November 28, 2004
Mine Blast in China Traps 170 Workers
BEIJING - At least 170 workers were trapped Sunday after an explosion tore through a central Chinese coal mine, sending smoke billowing out from air vents, the government said. Another 123 were rescued.
The blast occurred in the state-owned Chenjiashan coal mine in Shaanxi province at 7:20 a.m., when 293 workers were underground, the official Xinhua News Agency said.The blast was centered around coal pits five miles from the mine entrance, Xinhua said.
Most who managed to escape were working close to the mouth of the mine, it said, and many suffered from carbon monoxide poisoning.
Witnesses said they saw "huge amounts of thick smoke pouring from the mine's ventilation vents," hampering rescue efforts, according to the Web site of the Communist Party's People's Daily newspaper.

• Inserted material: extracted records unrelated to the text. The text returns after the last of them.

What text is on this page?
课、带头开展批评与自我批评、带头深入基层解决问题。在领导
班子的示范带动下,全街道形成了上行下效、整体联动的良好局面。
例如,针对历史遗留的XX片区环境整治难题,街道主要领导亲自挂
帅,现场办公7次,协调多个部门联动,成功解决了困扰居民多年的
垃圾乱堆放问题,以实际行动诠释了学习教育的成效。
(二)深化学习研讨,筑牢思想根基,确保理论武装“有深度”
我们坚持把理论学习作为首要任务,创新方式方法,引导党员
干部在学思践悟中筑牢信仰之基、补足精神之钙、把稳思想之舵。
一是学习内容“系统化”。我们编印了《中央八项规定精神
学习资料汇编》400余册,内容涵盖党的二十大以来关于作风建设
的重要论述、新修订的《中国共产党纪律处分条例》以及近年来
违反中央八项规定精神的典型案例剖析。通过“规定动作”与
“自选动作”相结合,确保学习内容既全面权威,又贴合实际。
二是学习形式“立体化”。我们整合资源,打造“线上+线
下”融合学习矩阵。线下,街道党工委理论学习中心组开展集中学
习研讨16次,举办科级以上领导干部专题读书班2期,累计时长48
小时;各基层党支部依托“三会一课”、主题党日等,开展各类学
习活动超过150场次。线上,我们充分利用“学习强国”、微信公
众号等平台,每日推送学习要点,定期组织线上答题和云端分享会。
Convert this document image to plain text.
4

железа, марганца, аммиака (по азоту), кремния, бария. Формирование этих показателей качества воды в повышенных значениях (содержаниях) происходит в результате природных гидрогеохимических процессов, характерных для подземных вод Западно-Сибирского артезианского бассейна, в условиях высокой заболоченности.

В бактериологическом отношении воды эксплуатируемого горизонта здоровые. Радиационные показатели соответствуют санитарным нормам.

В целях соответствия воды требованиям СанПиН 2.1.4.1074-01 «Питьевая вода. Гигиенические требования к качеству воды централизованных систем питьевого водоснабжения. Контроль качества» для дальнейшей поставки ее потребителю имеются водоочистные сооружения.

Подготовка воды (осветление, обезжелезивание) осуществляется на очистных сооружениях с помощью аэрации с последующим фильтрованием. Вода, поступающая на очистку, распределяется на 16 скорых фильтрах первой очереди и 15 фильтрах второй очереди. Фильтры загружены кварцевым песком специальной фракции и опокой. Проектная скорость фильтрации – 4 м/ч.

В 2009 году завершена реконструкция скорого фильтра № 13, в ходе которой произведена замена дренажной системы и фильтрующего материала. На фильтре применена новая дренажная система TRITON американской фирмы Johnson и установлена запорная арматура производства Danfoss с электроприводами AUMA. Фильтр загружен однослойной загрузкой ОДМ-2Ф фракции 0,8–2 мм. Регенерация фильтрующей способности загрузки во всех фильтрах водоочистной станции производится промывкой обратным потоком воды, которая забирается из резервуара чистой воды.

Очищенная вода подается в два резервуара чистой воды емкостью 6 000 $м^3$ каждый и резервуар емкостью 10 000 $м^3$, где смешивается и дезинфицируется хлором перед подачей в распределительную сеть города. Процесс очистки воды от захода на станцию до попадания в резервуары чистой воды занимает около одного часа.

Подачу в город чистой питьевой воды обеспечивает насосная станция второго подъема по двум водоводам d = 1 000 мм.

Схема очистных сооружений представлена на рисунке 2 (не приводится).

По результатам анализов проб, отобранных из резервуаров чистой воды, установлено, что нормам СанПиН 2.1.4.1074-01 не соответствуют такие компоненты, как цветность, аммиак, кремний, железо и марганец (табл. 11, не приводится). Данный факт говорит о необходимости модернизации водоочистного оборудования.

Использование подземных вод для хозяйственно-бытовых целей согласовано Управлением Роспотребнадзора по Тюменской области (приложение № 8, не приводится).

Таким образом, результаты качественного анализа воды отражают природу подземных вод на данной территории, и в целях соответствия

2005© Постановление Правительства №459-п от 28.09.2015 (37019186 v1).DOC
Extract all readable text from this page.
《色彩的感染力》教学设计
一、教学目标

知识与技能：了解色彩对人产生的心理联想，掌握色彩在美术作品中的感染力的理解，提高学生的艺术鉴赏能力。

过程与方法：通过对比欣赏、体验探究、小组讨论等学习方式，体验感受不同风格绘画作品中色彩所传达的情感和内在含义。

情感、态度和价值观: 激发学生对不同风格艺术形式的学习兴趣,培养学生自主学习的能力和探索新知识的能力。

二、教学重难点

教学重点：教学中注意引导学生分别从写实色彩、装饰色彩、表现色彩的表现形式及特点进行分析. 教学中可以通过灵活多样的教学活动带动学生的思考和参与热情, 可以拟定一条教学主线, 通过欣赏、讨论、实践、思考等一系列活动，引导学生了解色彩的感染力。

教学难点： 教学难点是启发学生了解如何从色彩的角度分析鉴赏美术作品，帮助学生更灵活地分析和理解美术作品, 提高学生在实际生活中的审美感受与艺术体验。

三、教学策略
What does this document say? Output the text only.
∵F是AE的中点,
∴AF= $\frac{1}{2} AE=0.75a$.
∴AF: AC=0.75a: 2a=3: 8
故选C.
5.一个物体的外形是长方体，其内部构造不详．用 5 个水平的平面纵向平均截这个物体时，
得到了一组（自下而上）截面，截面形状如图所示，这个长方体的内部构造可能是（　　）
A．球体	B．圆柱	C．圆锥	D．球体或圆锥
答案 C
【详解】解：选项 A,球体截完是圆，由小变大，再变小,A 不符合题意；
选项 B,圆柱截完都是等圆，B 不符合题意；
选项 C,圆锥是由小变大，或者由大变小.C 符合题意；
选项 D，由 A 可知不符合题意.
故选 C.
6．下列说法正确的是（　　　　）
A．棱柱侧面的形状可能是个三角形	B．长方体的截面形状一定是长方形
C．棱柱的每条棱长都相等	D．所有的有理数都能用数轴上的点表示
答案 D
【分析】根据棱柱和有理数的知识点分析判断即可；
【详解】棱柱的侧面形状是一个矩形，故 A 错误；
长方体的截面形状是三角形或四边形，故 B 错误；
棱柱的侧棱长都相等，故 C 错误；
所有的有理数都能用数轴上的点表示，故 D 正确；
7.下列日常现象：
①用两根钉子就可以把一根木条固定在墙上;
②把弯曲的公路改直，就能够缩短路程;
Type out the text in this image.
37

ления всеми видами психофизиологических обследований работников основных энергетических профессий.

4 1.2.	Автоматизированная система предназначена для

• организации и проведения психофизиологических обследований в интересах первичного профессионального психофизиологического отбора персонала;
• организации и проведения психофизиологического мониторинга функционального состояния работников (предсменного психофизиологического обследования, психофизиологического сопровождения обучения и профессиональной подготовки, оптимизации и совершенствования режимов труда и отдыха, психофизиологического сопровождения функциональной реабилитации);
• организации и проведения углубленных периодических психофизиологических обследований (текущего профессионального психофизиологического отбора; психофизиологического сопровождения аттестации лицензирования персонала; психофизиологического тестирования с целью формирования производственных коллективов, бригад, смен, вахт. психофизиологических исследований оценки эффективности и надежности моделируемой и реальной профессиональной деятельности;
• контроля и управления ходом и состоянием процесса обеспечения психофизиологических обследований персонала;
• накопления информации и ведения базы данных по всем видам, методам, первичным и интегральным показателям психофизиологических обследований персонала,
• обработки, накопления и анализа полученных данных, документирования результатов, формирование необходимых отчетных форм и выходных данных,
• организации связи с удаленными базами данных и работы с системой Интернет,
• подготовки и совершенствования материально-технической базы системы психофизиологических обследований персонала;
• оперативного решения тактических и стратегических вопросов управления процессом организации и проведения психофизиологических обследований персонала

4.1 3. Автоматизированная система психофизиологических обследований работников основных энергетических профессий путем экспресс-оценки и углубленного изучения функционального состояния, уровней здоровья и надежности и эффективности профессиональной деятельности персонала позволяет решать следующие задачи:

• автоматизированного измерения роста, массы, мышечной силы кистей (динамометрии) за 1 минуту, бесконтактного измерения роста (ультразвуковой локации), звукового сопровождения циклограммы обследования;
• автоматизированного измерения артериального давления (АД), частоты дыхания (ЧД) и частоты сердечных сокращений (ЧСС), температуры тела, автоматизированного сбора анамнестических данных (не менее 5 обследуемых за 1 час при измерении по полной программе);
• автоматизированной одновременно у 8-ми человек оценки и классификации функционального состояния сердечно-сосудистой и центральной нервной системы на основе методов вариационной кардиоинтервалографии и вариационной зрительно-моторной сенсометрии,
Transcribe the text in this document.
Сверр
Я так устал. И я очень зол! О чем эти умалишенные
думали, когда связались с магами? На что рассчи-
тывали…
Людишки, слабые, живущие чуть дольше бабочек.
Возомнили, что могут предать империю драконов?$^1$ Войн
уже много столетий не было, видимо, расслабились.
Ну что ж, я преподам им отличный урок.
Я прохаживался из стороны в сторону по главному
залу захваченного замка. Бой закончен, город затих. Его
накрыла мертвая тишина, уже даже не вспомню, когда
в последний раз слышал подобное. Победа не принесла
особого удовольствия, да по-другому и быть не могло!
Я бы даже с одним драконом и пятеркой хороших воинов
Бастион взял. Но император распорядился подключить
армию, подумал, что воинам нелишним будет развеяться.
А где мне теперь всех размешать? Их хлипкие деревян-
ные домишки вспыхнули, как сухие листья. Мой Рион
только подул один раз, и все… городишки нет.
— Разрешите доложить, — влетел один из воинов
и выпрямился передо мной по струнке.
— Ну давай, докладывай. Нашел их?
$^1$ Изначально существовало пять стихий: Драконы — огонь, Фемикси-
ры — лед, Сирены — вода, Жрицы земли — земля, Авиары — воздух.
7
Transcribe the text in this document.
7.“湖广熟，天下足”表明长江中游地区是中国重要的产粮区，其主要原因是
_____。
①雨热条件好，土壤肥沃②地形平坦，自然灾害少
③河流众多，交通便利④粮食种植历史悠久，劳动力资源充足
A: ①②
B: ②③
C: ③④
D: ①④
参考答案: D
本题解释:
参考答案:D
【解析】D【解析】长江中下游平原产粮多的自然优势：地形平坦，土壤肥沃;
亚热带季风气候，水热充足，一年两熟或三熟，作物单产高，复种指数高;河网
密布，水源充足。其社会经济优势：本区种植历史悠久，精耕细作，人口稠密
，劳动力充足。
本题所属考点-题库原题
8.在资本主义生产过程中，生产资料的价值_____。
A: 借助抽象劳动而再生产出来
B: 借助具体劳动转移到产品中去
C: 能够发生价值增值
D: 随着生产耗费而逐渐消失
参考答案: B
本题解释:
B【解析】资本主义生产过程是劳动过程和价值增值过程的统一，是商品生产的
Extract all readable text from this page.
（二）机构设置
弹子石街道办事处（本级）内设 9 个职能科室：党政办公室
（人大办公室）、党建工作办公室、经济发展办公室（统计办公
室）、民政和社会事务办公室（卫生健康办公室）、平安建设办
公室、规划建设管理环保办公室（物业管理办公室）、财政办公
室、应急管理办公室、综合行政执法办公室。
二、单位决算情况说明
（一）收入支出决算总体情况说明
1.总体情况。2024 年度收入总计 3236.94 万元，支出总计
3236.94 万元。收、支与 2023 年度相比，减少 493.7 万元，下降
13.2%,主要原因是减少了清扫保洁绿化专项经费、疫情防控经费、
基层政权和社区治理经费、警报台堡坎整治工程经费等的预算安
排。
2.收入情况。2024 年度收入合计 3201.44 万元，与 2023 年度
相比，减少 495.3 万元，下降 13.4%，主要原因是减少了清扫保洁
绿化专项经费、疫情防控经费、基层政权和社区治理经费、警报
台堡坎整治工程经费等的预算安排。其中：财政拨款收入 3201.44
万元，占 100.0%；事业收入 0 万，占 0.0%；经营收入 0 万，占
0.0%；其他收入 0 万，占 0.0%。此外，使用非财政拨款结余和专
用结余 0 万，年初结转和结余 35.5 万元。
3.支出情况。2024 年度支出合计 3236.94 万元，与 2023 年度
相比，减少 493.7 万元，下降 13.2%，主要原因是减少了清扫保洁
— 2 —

Staff at Chenjiashan said communications with the trapped miners had been lost, the report said.
A man who answered the telephone at the government office of Yao County, where the mine is located, confirmed that there had been an accident but refused to provide any more details.
"It's still under investigation," said the man, who refused to give his name.
A woman at the coal mine's main office who only gave her surname, Yu, said 170 workers remained trapped. She said she could not provide any details.
China's mines are the world's most dangerous, with thousands of deaths reported every year due to explosions, fires, cave-ins and flooding often blamed on lax safety rules and lack of required equipment.
The government has vowed to improve conditions and frequently orders mass shutdowns and safety checks after a fatal mine accident. But despite the crackdown, accidents still happen on a near daily basis. Chinese officials have suggested that a countrywide energy shortage may be pressuring the mining industry to raise coal production.
The worst accident in four years occurred last month, when a massive explosion in the Daping Mine in central Henan province left 148 people dead.
It was sparked after mine operators failed to realize that extending the mine's shaft would greatly increase its gas level.